Di tengah keindahan alam Kabupaten Bungo, terdapat sebuah tradisi kuliner yang menandai momen-momen penting dalam kehidupan masyarakat Hukum Adat Rimbo Bulim—”Nasi Manih”. Hidangan istimewa ini menjadi simbol dari berbagai acara besar seperti pernikahan dan Sunat Rasul.
Nasi Manih terbuat dari beras pulut atau ketan yang dikukus dengan seksama. Setelah matang, beras ini diaduk dengan gula merah dan santan kelapa yang telah dimasak hingga kental. Di daerah ini, campuran tersebut dikenal dengan sebutan “tai minyak kelapa”. Proses aduk-mengaduk dilakukan oleh ibu-ibu secara bergantian, sebuah ritual yang bukan hanya tentang memasak, tetapi juga tentang kebersamaan dan komunitas.

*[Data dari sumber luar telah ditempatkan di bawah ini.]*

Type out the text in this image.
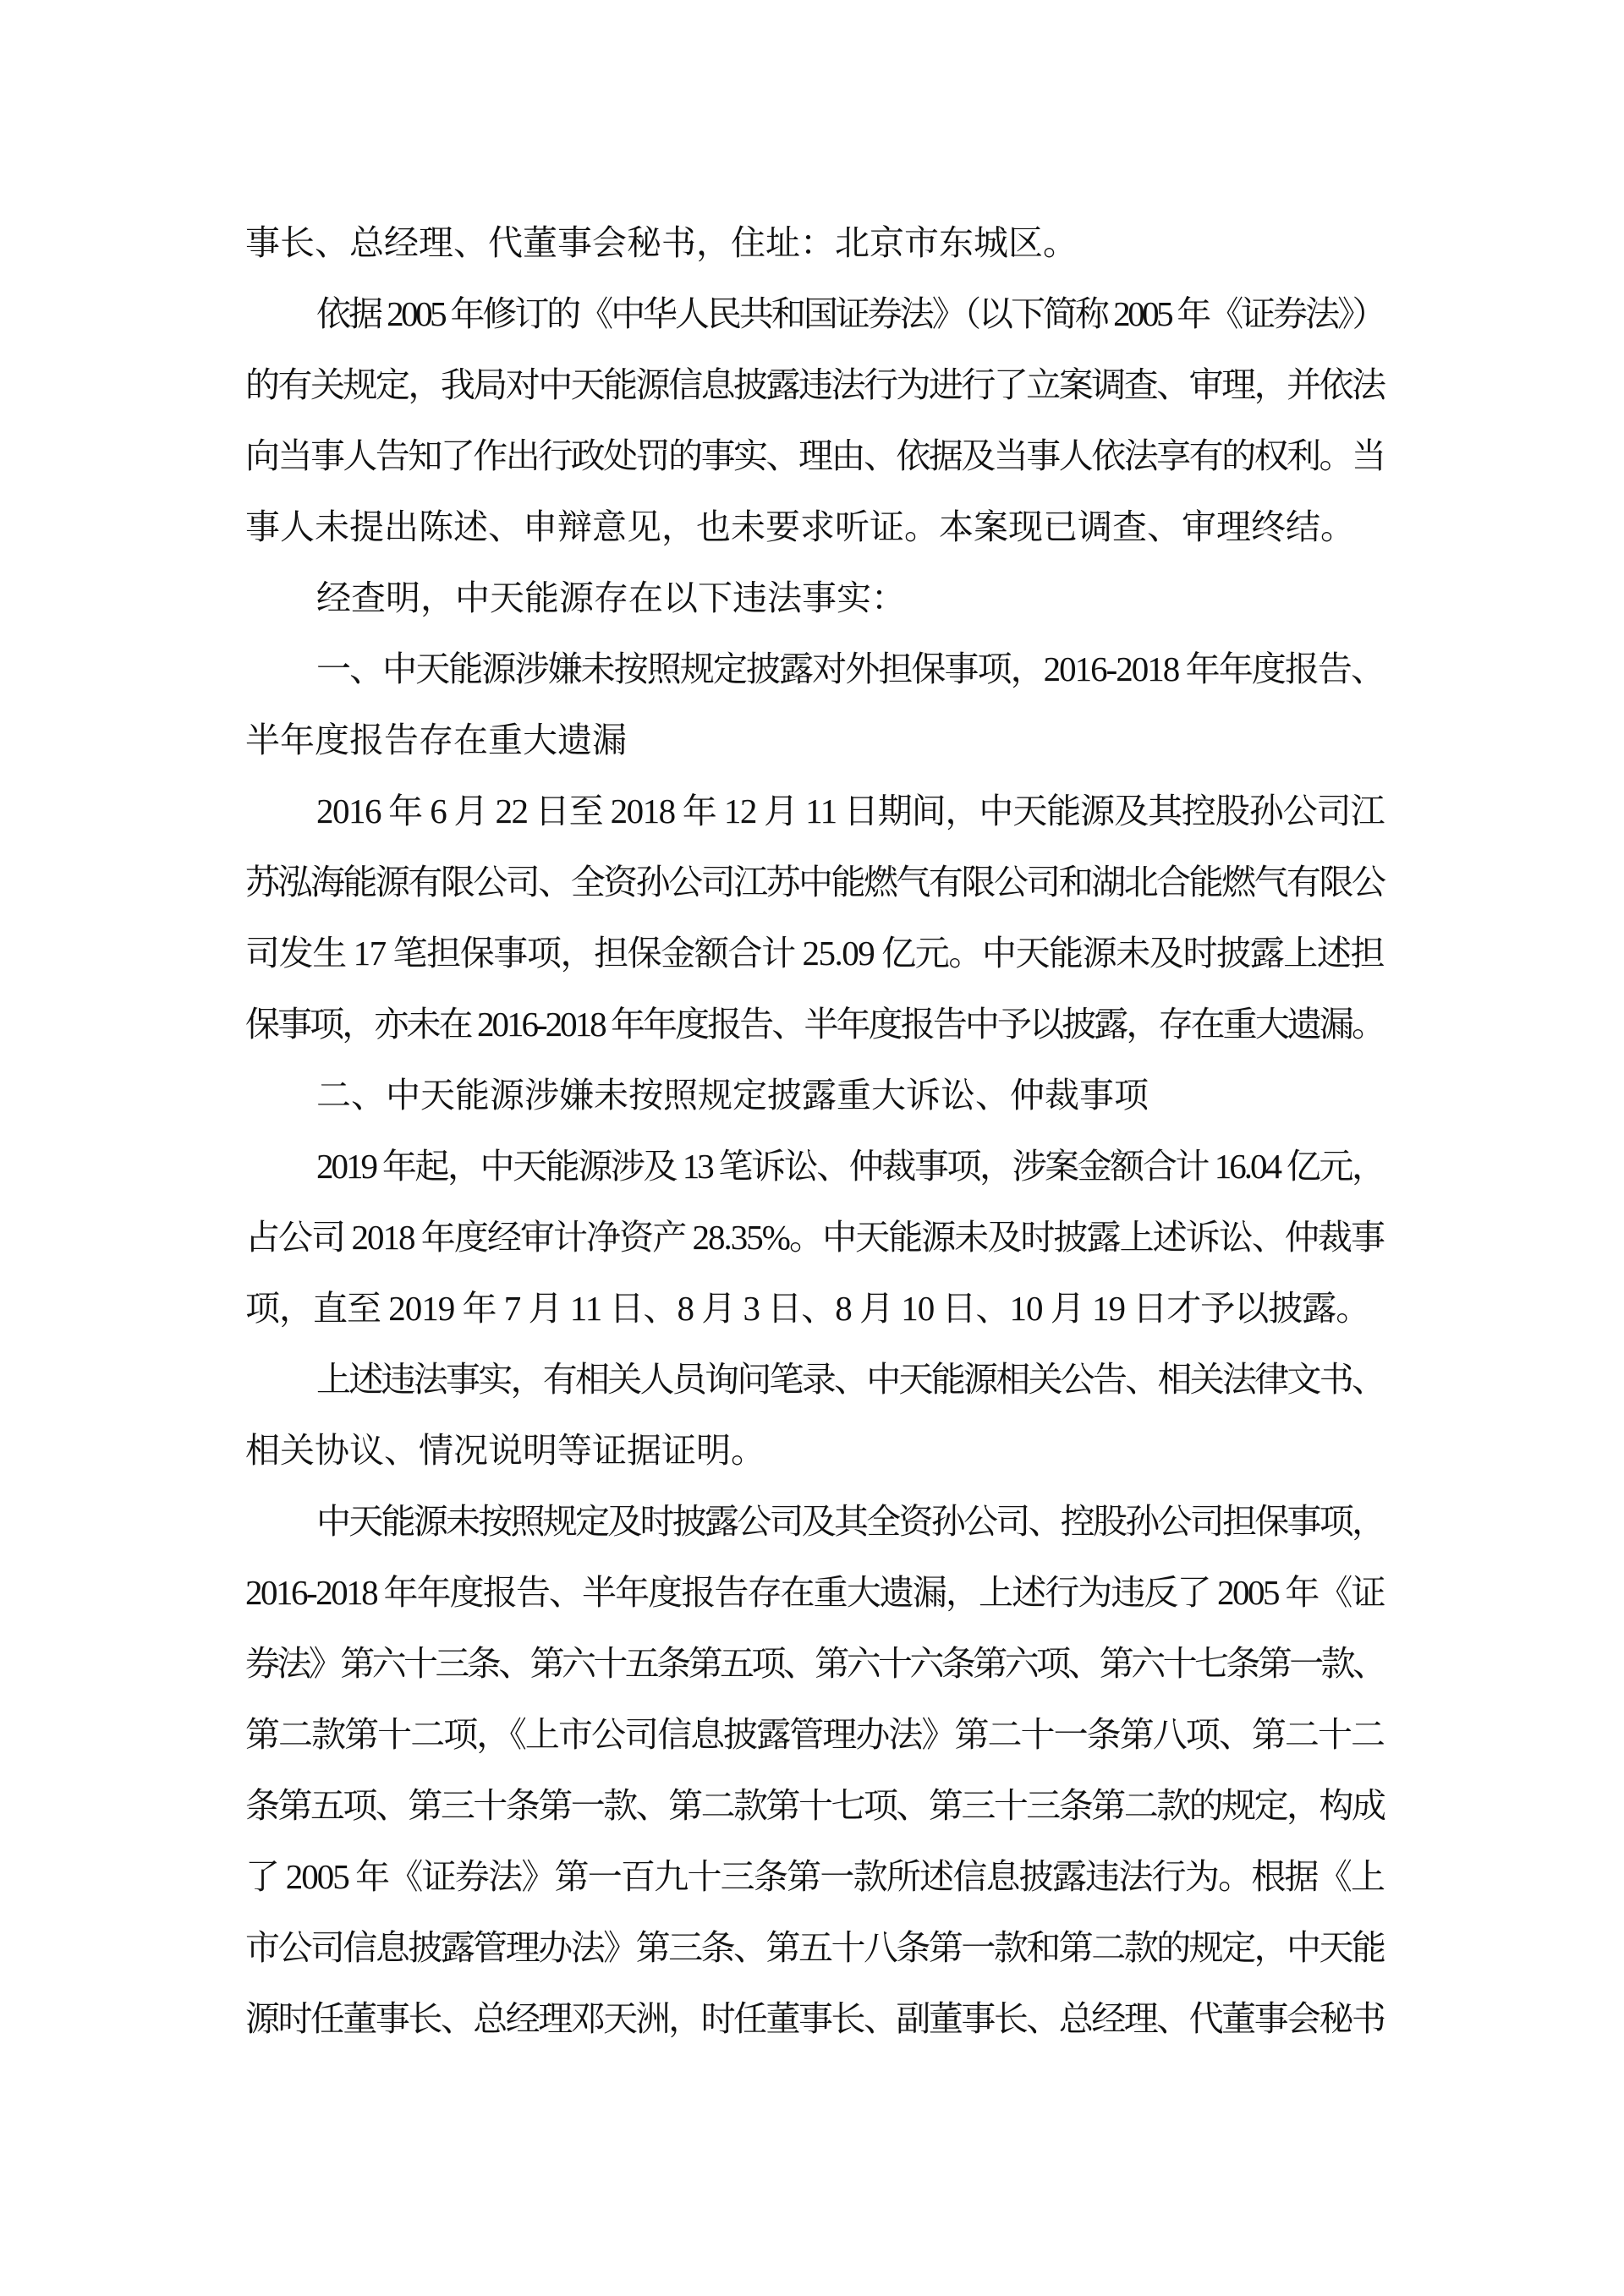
事长、总经理、代董事会秘书，住址：北京市东城区。
依据 2005 年修订的《中华人民共和国证券法》（以下简称 2005 年《证券法》）
的有关规定，我局对中天能源信息披露违法行为进行了立案调查、审理，并依法
向当事人告知了作出行政处罚的事实、理由、依据及当事人依法享有的权利。当
事人未提出陈述、申辩意见，也未要求听证。本案现已调查、审理终结。
经查明，中天能源存在以下违法事实：
一、中天能源涉嫌未按照规定披露对外担保事项，2016-2018 年年度报告、
半年度报告存在重大遗漏
2016 年 6 月 22 日至 2018 年 12 月 11 日期间，中天能源及其控股孙公司江
苏泓海能源有限公司、全资孙公司江苏中能燃气有限公司和湖北合能燃气有限公
司发生 17 笔担保事项，担保金额合计 25.09 亿元。中天能源未及时披露上述担
保事项，亦未在 2016-2018 年年度报告、半年度报告中予以披露，存在重大遗漏。
二、中天能源涉嫌未按照规定披露重大诉讼、仲裁事项
2019 年起，中天能源涉及 13 笔诉讼、仲裁事项，涉案金额合计 16.04 亿元，
占公司 2018 年度经审计净资产 28.35%。中天能源未及时披露上述诉讼、仲裁事
项，直至 2019 年 7 月 11 日、8 月 3 日、8 月 10 日、10 月 19 日才予以披露。
上述违法事实，有相关人员询问笔录、中天能源相关公告、相关法律文书、
相关协议、情况说明等证据证明。
中天能源未按照规定及时披露公司及其全资孙公司、控股孙公司担保事项，
2016-2018 年年度报告、半年度报告存在重大遗漏，上述行为违反了 2005 年《证
券法》第六十三条、第六十五条第五项、第六十六条第六项、第六十七条第一款、
第二款第十二项，《上市公司信息披露管理办法》第二十一条第八项、第二十二
条第五项、第三十条第一款、第二款第十七项、第三十三条第二款的规定，构成
了 2005 年《证券法》第一百九十三条第一款所述信息披露违法行为。根据《上
市公司信息披露管理办法》第三条、第五十八条第一款和第二款的规定，中天能
源时任董事长、总经理邓天洲，时任董事长、副董事长、总经理、代董事会秘书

Ada kepercayaan menarik terkait proses ini—konon jika anak-anak gadis yang mengaduk Nasi Manih, rasanya akan menjadi masam. Apakah ini mitos atau fakta? Hal ini sering menjadi bahan perbincangan di kalangan warga desa, menambah keunikan dari tradisi ini.
Setelah melalui proses pengadukan, Nasi Manih dibiarkan mengeras sejenak sebelum disajikan. Hidangan ini kemudian dibagikan kepada warga desa yang hadir dalam acara tersebut. Mereka biasanya akan membawanya pulang dalam periuk masing-masing sebagai simbol penghargaan dan pengganti “maleh hari” atau pemberian untuk melengkapi hari-hari mereka.
Nasi Manih bukan hanya sekadar makanan, tetapi merupakan bagian penting dari identitas dan kekayaan budaya masyarakat Hukum Adat Rimbo Bulim. Melalui hidangan ini, mereka merayakan momen-momen istimewa sekaligus memperkuat ikatan sosial dalam komunitas mereka.